Remix.run Logo
max-t-dev 7 hours ago

Author here. Caveman is a popular Claude Code plugin that compresses Claude's responses via a custom skill with intensity modes. I wanted to know whether it actually beats the simplest possible alternative, prepending "be brief." to prompts. 24 prompts, 5 arms, judged by a separate Claude against per-prompt rubrics covering required facts, required terms, and dangerous wrong claims to avoid. 120 scored responses, 100% key-point coverage across every arm, zero must_avoid triggers. Headline: "be brief." matched caveman on tokens (419 vs 401-449) and quality (0.985 vs 0.970-0.976). Caveman has real value beyond compression. Consistent output structure, intensity modes, the Auto-Clarity safety escape. But the compression itself isn't the differentiator I expected. Harness is open source and strategy-agnostic if anyone wants to add an arm: https://github.com/max-taylor/cc-compression-bench Happy to answer questions about methodology, the per-category variance findings, or the bits I cut from the writeup.

antman 7 minutes ago | parent | next [-]

What not try both caveman and be brief?

dataviz1000 4 hours ago | parent | prev | next [-]

> there was 1 run per prompt per arm

My understanding is that there was only 1 run per configuration?

If that is correct, because of the run-to-run variability, it really doesn't say much. It will take several trails per prompt per arm before it will look like it is stabilizing on a plot. It is prohibitively expensive so I've been running same prompt, same model 5 times in order to get a visual understanding of performance.

Someone did the same with lambda calculus yesterday. I wanted to make the point about how much run-to-run variability and difference in cost with the same prompt with the same model running only 5 trials. I classified each of the thinking steps using Opus 4.6 (costs ~$4 in tokens per run just for that) and plotted them with custom flame graphs. [0]

When the run-to-run variability is between 8,163 and 17,334 tokens none of these tests mean that much.

[0] https://adamsohn.com/lambda-variance/

max-t-dev 4 hours ago | parent [-]

Yeah fair point. The benchmark is single-run per arm-prompt pair, so the variance finding on safety categories could be noise rather than signal.
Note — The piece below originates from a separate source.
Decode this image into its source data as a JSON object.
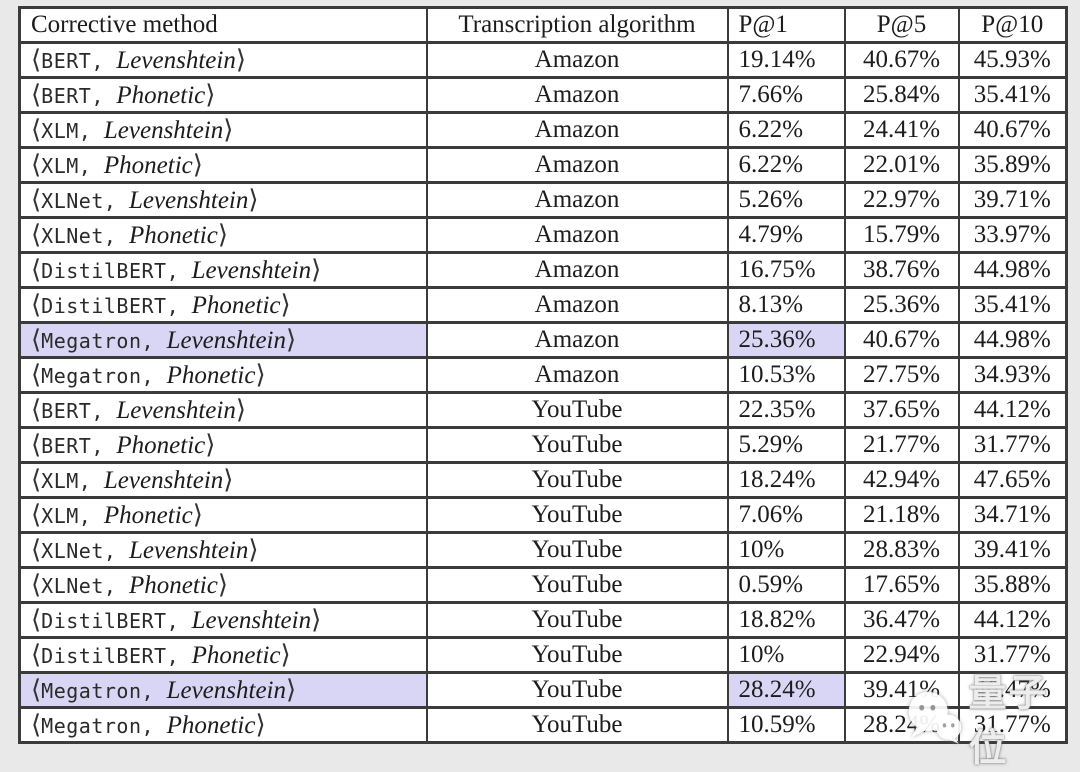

Findings doc flags this for the score deltas (anything under 0.02 between arms is in the judge's noise floor) but I should have applied the same caveat to the per-question token variance, which I didn't. Will read the lambda variance write-up. Multi-trial with cost classification is the right direction. The single-shot harness was deliberately scoped for a clean compression-only comparison before adding turns or trials, but you're right that without trials the variance findings aren't as solid. Thanks for the reply.

dataviz1000 2 hours ago | parent [-]

I'm trying to wrap my mind around this. Anything you explore and share is awesome. Thanks for the blog post.

If you want to test it across coding tasks, have a look at https://github.com/adam-s/testing-claude-agent

adamsmark 3 hours ago | parent | prev | next [-]

Write caveman summary too. Fast read.

oezi 3 hours ago | parent | prev | next [-]

When reading your summary I was wondering how much of those 400 tokens have been consumed by the caveman ruleset.

ricardobeat 4 hours ago | parent | prev [-]

Thanks for sharing this, really interesting results.

Slightly off-topic: it's quite apparent that you've used Claude as an editor for the blog post. Every sentence has been sanded smooth — the rough edges filed off, the voice flattened, the rhythm set to metronome. It doesn't read like writing anymore. It reads like content. Neat little triplets. Tidy paragraphs. A structure so polished it could pass a rubric, but couldn't hold a conversation. /s

In my opinion that is unnecessary and detracts from a great, simple piece. I miss human writing.

max-t-dev 4 hours ago | parent | next [-]

Yeah definitely a good point, Claude assisted with editing and tidying up the content with the caveat that it can flatten the voice. I agree the humanity behind writing is disappearing and perhaps that's something I should consider in more detail next time. Thanks for the comment.

SwellJoe 4 hours ago | parent | prev [-]

Also extremely verbose, in standard LLM slop style. Should have told Claude to "be brief" when telling it to write this post.